Hello,
My pytorch program is working in a slow way. I determined the bottleneck through this code:
from timeit import default_timer as timer
t1=timer()
xxx(some codes here)
t2=timer()
print(t2-t1)
After running this code, I found the bottleneck:
for batch_idx, (x1, x2, y) in enumerate(train_loader.get_augmented_iterator(model.training)):
x1 = torch.Tensor(x1).to(device) # slow in this line of code
x1 = x1.transpose(1, 3)
Where get_augmented_iterator is some function to load the data I defined. In the first line, “x1 = torch.Tensor(x1).to(device)”, my program takes ~0.4s to execute this. The get_augmented_iterator() takes about ~0.1s to finish and includes some steps I have to preprocess it in this stage.

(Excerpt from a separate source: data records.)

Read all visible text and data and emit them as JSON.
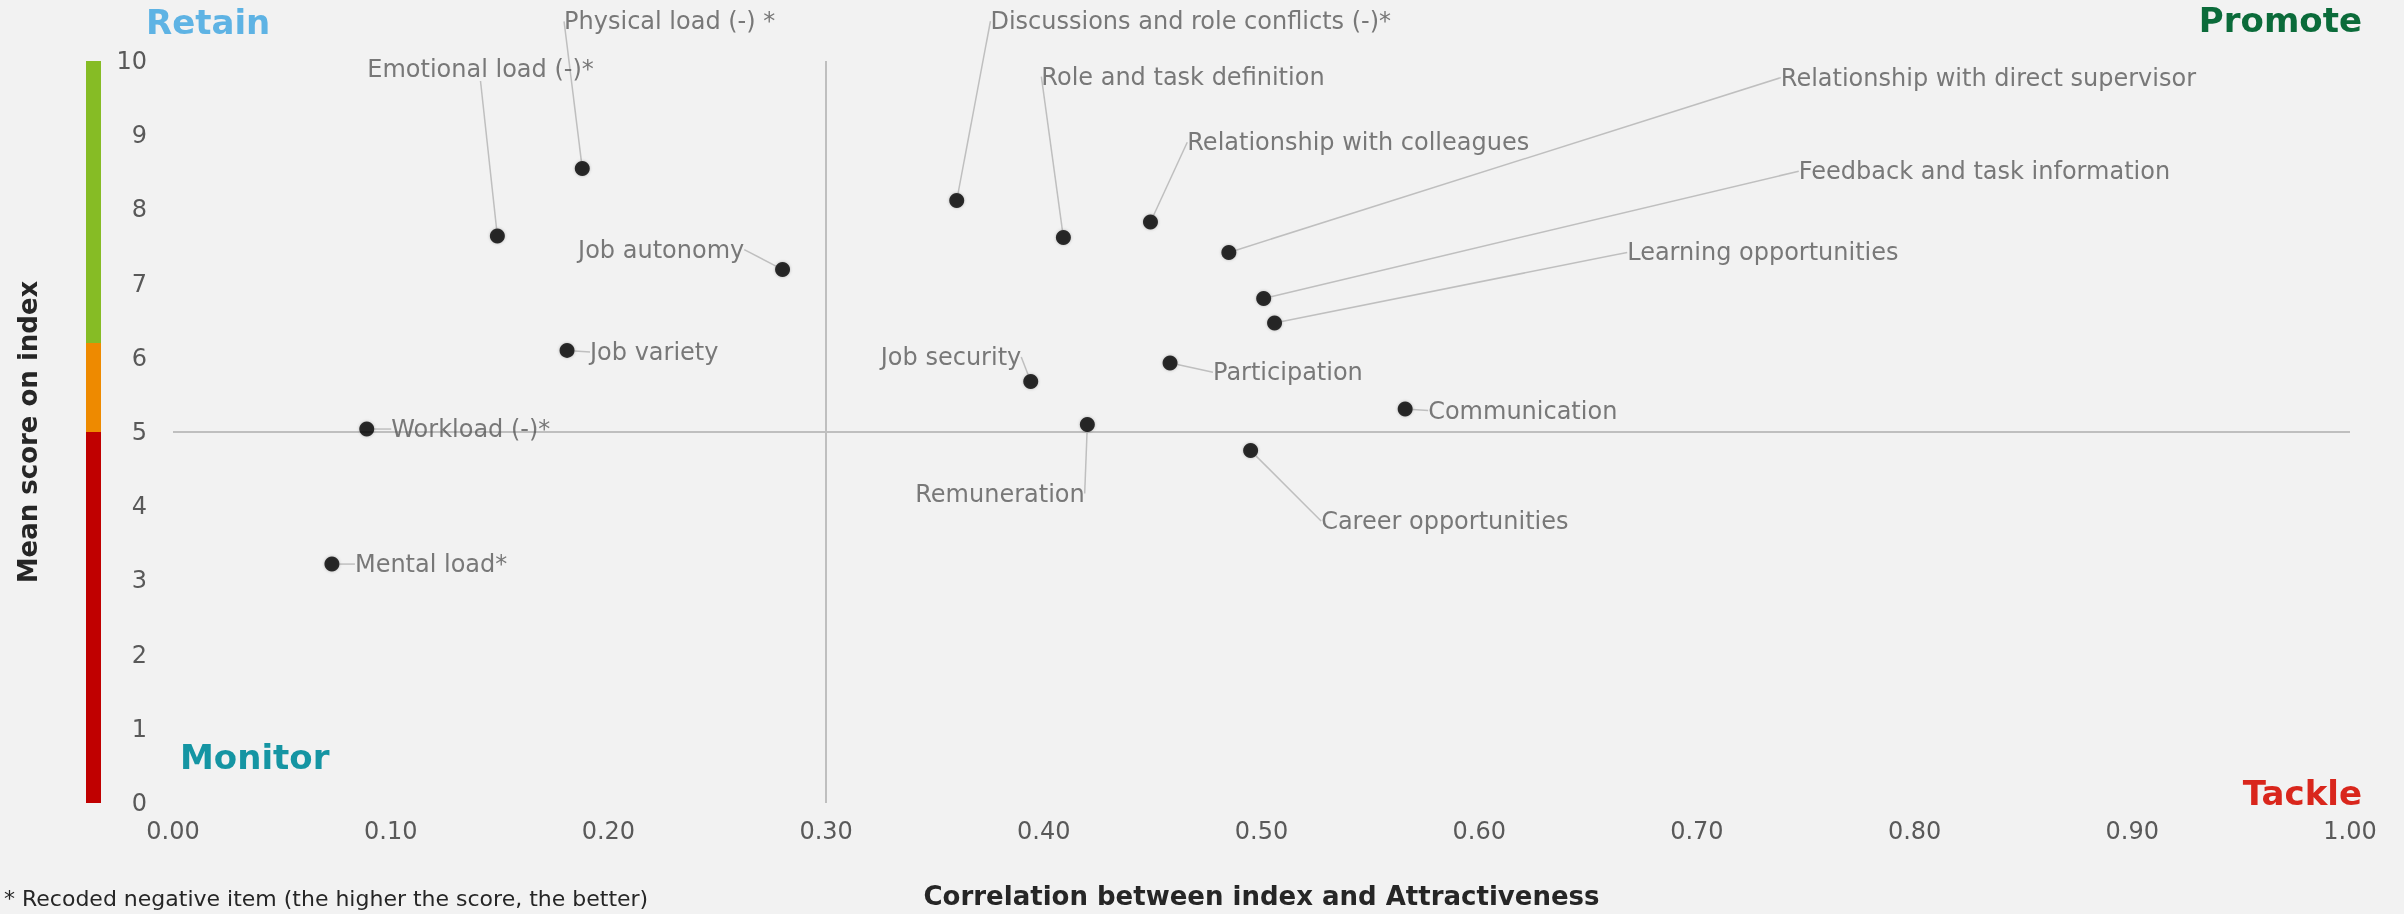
{
  "chart_data": {
    "type": "scatter",
    "xlabel": "Correlation between index and Attractiveness",
    "ylabel": "Mean score on index",
    "xlim": [
      0,
      1
    ],
    "xticks": [
      {
        "value": 0,
        "label": "0.00"
      },
      {
        "value": 0.1,
        "label": "0.10"
      },
      {
        "value": 0.2,
        "label": "0.20"
      },
      {
        "value": 0.3,
        "label": "0.30"
      },
      {
        "value": 0.4,
        "label": "0.40"
      },
      {
        "value": 0.5,
        "label": "0.50"
      },
      {
        "value": 0.6,
        "label": "0.60"
      },
      {
        "value": 0.7,
        "label": "0.70"
      },
      {
        "value": 0.8,
        "label": "0.80"
      },
      {
        "value": 0.9,
        "label": "0.90"
      },
      {
        "value": 1,
        "label": "1.00"
      }
    ],
    "ylim": [
      0,
      10
    ],
    "yticks": [
      0,
      1,
      2,
      3,
      4,
      5,
      6,
      7,
      8,
      9,
      10
    ],
    "grid": false,
    "marker": "circle",
    "legend": false,
    "series": [
      {
        "name": "Physical load (-) *",
        "color": "#000000",
        "x": [
          0.188
        ],
        "values": [
          8.55
        ]
      },
      {
        "name": "Emotional load (-)*",
        "color": "#000000",
        "x": [
          0.149
        ],
        "values": [
          7.64
        ]
      },
      {
        "name": "Job autonomy",
        "color": "#000000",
        "x": [
          0.28
        ],
        "values": [
          7.19
        ]
      },
      {
        "name": "Job variety",
        "color": "#000000",
        "x": [
          0.181
        ],
        "values": [
          6.1
        ]
      },
      {
        "name": "Workload (-)*",
        "color": "#000000",
        "x": [
          0.089
        ],
        "values": [
          5.04
        ]
      },
      {
        "name": "Mental load*",
        "color": "#000000",
        "x": [
          0.073
        ],
        "values": [
          3.22
        ]
      },
      {
        "name": "Discussions and role conflicts (-)*",
        "color": "#000000",
        "x": [
          0.36
        ],
        "values": [
          8.12
        ]
      },
      {
        "name": "Role and task definition",
        "color": "#000000",
        "x": [
          0.409
        ],
        "values": [
          7.62
        ]
      },
      {
        "name": "Relationship with colleagues",
        "color": "#000000",
        "x": [
          0.449
        ],
        "values": [
          7.83
        ]
      },
      {
        "name": "Relationship with direct supervisor",
        "color": "#000000",
        "x": [
          0.485
        ],
        "values": [
          7.42
        ]
      },
      {
        "name": "Feedback and task information",
        "color": "#000000",
        "x": [
          0.501
        ],
        "values": [
          6.8
        ]
      },
      {
        "name": "Learning opportunities",
        "color": "#000000",
        "x": [
          0.506
        ],
        "values": [
          6.47
        ]
      },
      {
        "name": "Job security",
        "color": "#000000",
        "x": [
          0.394
        ],
        "values": [
          5.68
        ]
      },
      {
        "name": "Participation",
        "color": "#000000",
        "x": [
          0.458
        ],
        "values": [
          5.93
        ]
      },
      {
        "name": "Remuneration",
        "color": "#000000",
        "x": [
          0.42
        ],
        "values": [
          5.1
        ]
      },
      {
        "name": "Communication",
        "color": "#000000",
        "x": [
          0.566
        ],
        "values": [
          5.31
        ]
      },
      {
        "name": "Career opportunities",
        "color": "#000000",
        "x": [
          0.495
        ],
        "values": [
          4.75
        ]
      }
    ],
    "ref_lines": [
      {
        "axis": "x",
        "value": 0.3,
        "color": "#bfbfbf"
      },
      {
        "axis": "y",
        "value": 5,
        "color": "#bfbfbf"
      }
    ],
    "annotations": [
      "Retain",
      "Promote",
      "Monitor",
      "Tackle",
      "* Recoded negative item (the higher the score, the better)"
    ]
  }
}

While the problem is certainly not in this line itself, I researched a little bit and found that if I add torch.cuda.empty_cache(), this line execute in normal time. However, torch.cuda.empty_cache() itself takes ~0.4s to execute, so I didn’t really solve this problem, but cache itself must be the problem.
I tried on another several projects where very similar dataloader were used, However, I didn’t reproduce my problem on their codes. So my question is: how can it possibly relate to any errors in my code and how can I solve it?